A iniciativa legislativa
O Parlamento apela a um quadro da UE que combine instrumentos legislativos e não legislativos, com o propósito de melhorar as condições sociais e profissionais e criar uma situação justa e equitativa para todos os artistas e profissionais da cultura na UE.
Os eurodeputados querem que este quadro inclua:
- uma diretiva sobre condições de trabalho dignas e a correta determinação do estatuto profissional dos profissionais dos setores culturais e criativos;
- decisões do Conselho no sentido de criar normas europeias para o setor, através de uma plataforma europeia para a troca de boas práticas e a promoção do entendimento comum entre os Estados-Membros;
- adaptação do próximo ciclo de programas da UE que financiam profissionais do setor criativo e cultural, como o Europa Criativa e o Horizonte Europa, para obrigar a UE e os beneficiários a cumprir as obrigações laborais e sociais, nacionais ou coletivas, e assegurar que os artistas sejam sempre remunerados, incluindo o tempo gasto nos ensaios ou na preparação dos pedidos de financiamento.
Citações
«Temos de acabar com o mito do ‘artista faminto’. Os profissionais da cultura e do setor criativo não escolhem levar uma vida precária; trata-se de uma falha na conceção de sistemas inadequados às suas condições de trabalho específicas e aos desequilíbrios de poder no setor. Temos urgentemente de de acabar com os contratos de pagamento único, de incluir a condicionalidade social no financiamento cultural da UE e precisamos da vontade política para estabelecer um quadro europeu para a situação social e profissional dos profissionais dos setores cultural e criativo», afirmou o correlator da Comissão da Cultura e da Educação, Domenec Ruiz Devesa (S&D, Espanha).

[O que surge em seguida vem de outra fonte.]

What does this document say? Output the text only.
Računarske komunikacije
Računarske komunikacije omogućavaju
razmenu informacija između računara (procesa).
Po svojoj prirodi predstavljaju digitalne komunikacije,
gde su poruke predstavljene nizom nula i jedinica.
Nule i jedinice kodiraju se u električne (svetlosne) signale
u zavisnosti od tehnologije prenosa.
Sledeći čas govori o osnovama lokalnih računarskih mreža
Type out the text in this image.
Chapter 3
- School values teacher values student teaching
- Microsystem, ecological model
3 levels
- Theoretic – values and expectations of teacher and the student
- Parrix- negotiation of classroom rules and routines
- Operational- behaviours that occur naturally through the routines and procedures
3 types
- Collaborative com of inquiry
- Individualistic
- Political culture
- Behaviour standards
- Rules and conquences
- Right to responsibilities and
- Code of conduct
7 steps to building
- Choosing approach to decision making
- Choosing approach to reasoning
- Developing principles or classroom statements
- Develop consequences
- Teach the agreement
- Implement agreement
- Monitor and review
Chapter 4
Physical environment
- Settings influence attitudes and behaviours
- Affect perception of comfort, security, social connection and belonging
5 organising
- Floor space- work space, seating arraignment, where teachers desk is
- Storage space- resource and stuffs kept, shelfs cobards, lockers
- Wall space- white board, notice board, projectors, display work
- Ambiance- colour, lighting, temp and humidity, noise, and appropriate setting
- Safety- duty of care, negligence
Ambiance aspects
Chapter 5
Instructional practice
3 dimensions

« Trabalhei como artista durante anos e estou muito consciente dos desafios e benefícios que implica. Os setores cultural e criativo são cruciais para criar a solidariedade e a identidade europeias e temos de investir em novos concursos artísticos europeus para aproximar a cultura da UE dos seus cidadãos. O dinheiro para o trabalho cultural e criativo é um investimento, não um custo», acrescentou o correlator da Comissão do Emprego e dos Assuntos Sociais, Antonius Manders (PPE, Países Baixos).
Próximas etapas
Após a votação em sessão plenária, a Comissão dispõe de três meses para responder, quer informando o Parlamento das medidas que tenciona tomar, quer apresentando razões para recusar propor legislação em conformidade com o pedido do Parlamento.
Contexto
Em 2022, em toda a UE, quase um terço (31,7%) dos profissionais dos setores cultural e artístico trabalhavam por conta própria, em comparação com uma média de 13,8 % em toda a economia.
Desde 2021, o Parlamento tem apelado à criação do estatuto europeu do artista. Nos termos do Tratado de Lisboa, o Parlamento Europeu tem um direito de iniciativa legislativa, o que lhe permite solicitar à Comissão a apresentação de propostas.